Brasil digretak, Australia ditimbang



JAKARTA. Vonis eksekusi mati terhadap warga negara Australia dan Brasil, mendidihkan hubungan Indonesia dengan dua negara itu. Tak hanya urusan diplomatik, hubungan dagang dan ekonomi seturut mendidih.

Bahkan sebagai balasan atas keputusan Presiden Brasil Dilma Rousseff yang menunda penyerahan credential atau surat kepercayaan kepada Duta Besar RI, Indonesia akan mengevaluasi hubungan dagang dengan Brasil. Wakil Presiden Jusuf Kalla memastikan, Indonesia lebih diuntungkan jika membekukan sebagian dagang dengan Brasil. "Kita bisa mengurangi impor alat utama sistem persenjataan," kata Kalla, Selasa (24/2).

Sebagai catatan, Indonesia pernah membeli pesawat Super Tucano dan Multi Launcher Rocket System (MLRS) dari Brasil. Kalla menambahkan, pemerintah sedang melihat semua dokumen dan perjanjian dagang dengan Brasil, termasuk mengkaji negara calon pemasok alat perang.
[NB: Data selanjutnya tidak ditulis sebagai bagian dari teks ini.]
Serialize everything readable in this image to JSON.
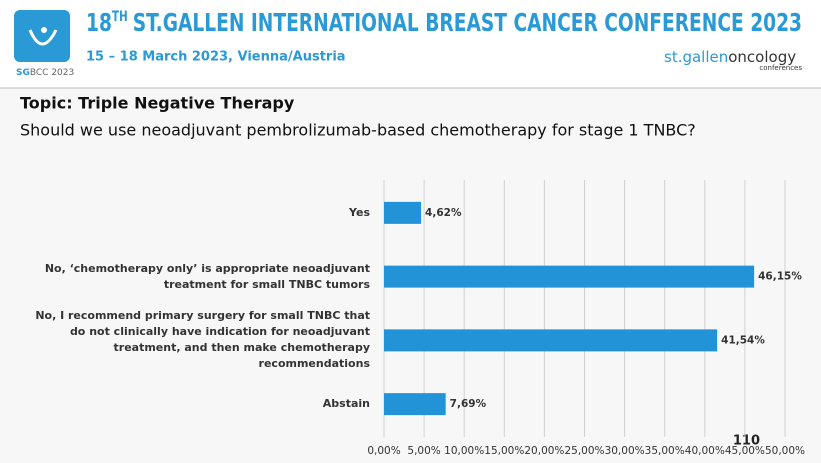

Selain senjata, selama ini Indonesia mengimpor sejumlah bahan pangan dari Brasil, seperti jagung, gula, kopi, dan bahan pakan ternak.


Dalam dua tahun terakhir, Indonesia mengimpor 300.000 ton jagung per tahun senilai sekitar US$ 90 juta. Indonesia juga membeli gula tebu sekitar 230.000 ton per tahun senilai sekitar US$ 115 juta per tahun.

Badan Pusat Statistik (BPS) mencatat, tahun lalu nilai ekspor Indonesia ke Brasil sekitar US$ 1,5 miliar, sementara nilai impor US$ 2,5 miliar. "Impor terbesarnya adalah ampas industri untuk bahan pakan ternak US$ 850 juta," ungkap Sasmito Hadi Wibowo, Deputi Bidang Statistik Distribusi dan Jasa BPS.

Nah, ihwal relasi dagang dengan Australia, Kalla menyatakan belum berniat membekukannya. Maklum, Australia pemasok utama sejumlah bahan pangan penting bagi Indonesia. Mulai dari gandum, sapi, gula, buah-buahan hingga garam.

Nyaris semua sapi impor dari Australia, sementara pasokan garamnya paling dominan di banding negara lain. BPS mencatat, dua tahun lalu neraca dagang Indonesia dengan Australia defisit sekitar US$ 1,86 miliar, naik 8,14% dari tahun sebelumnya.

Tahun lalu, rapor neraca dagang kita juga defisit US$ 1,79 miliar. Agaknya, persoalan itulah yang membuat pemerintah berpikir dua kali untuk mengutak-atik hubungan dagang dengan Australia.

Kendati, di sisi lain banyak korporasi besar Australia yang berbisnis di Indonesia. Mulai dari perbankan, kesehatan, makanan, transportasi, hingga pertambangan (lihat infografik). Kalkulasi di atas kertas, sebenarnya masih sepadan. Jadi, perlu juga sesekali menggertak untuk menegakkan kedaulatan bangsa.